Background Takayasu's Arteritis (TA) is a chronic arteritis of the aorta and its major branches. Patients may require endovascular repair in long term follow-up.
Objectives The aim of this retrospective study was to report our long term follow-up results of endovascular repair in the management of arterial stenosis caused by TA.
Methods We retrospectively analyzed the outcome of endovascular interventions including angioplasty and angioplasty with stenting in patients with arterial stenosis caused by TA. The patients were followed-up in the Rheumatology out-patient clinic at 3 monthly intervals. Each visit included the evaluation of clinical symptoms, acute-phase reactants and regulation of the medical treatment including glucocorticoids and immunosuppressive drugs. For the evaluation of outcome of the interventional procedure, patients underwent Doppler ultrasonography and MR angiography routinely at every 6 months. Catheter angiography was performed if there was any suspicion of restenosis or occlusion
Results This study included 35 patients with TA (31 female, mean age: 42.5 years) who fulfilled the American College of Rheumatology 1990 Criteria for the diagnosis of TA. All patients had symptomatic arterial stenosis proven by catheter angiography. A total of 67 endovascular procedures were performed for 49 arterial stenotic lesions of the patients. Clinical inactivity of the disease was provided with immunosuppressive treatment before any interventions. Treatment of recurrent stenosis by a second endovascular procedure was performed in 11 (22.5%) lesions.
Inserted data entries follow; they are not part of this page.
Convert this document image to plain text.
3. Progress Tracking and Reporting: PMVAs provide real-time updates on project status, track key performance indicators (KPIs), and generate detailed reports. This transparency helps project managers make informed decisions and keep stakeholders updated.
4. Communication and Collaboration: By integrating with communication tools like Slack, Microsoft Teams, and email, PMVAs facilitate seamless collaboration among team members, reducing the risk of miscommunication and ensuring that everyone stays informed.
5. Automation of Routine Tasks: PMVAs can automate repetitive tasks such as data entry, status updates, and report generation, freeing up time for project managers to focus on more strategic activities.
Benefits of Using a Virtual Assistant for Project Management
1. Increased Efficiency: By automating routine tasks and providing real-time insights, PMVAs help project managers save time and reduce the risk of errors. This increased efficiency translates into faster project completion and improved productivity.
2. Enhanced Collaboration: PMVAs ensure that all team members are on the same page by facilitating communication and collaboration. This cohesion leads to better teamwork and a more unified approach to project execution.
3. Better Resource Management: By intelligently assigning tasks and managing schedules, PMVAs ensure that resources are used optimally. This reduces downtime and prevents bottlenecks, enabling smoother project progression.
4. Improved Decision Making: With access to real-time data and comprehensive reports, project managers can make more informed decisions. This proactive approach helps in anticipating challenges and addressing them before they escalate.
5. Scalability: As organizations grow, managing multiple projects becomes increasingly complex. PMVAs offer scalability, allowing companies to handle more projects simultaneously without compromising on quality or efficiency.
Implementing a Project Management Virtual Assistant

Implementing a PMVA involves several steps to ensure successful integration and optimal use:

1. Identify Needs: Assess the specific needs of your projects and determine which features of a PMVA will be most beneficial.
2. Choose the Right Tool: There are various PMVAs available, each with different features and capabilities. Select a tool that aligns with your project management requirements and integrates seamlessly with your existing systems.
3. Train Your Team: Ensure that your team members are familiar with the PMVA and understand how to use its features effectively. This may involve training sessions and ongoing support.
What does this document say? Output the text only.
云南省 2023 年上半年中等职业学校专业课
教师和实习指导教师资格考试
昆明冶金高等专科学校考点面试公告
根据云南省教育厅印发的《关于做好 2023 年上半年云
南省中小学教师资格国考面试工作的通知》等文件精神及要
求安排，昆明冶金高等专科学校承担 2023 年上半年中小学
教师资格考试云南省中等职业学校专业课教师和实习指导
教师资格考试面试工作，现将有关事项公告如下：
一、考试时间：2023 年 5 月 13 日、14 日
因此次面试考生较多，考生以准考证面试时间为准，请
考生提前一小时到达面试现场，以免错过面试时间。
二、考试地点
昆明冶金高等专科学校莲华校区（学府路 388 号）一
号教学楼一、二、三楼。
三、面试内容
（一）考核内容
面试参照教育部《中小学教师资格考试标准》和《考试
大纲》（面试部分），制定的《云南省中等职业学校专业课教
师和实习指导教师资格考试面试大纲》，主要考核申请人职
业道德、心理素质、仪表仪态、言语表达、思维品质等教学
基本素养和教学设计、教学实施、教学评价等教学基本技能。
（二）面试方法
The mean follow-up interval after endovascular procedure was 81 months (range 12-144 months). Twenty two (33%) of total 67 endovascular interventions resulted in restenosis or occlusion. Among all 49 arterial lesion, only four (8%) lesions (one common iliac, one renal, one celiac and one thoracic aortic) were occluded at the time of the final evaluation. Kaplan-Meier survival analyses of the renal arterial lesions showed that the overall 1- and 8-year restenosis-free survival rates of renal arterial interventions were 74% and 57%, respectively.
Conclusions This study suggests that long term patency of TA lesions is related with control of the disease activity by optimal immunosuppressive therapy before and after the initial endovascular procedure. Performing reinterventions with close monitoring of the arterial lesion should not be avoided for better outcomes.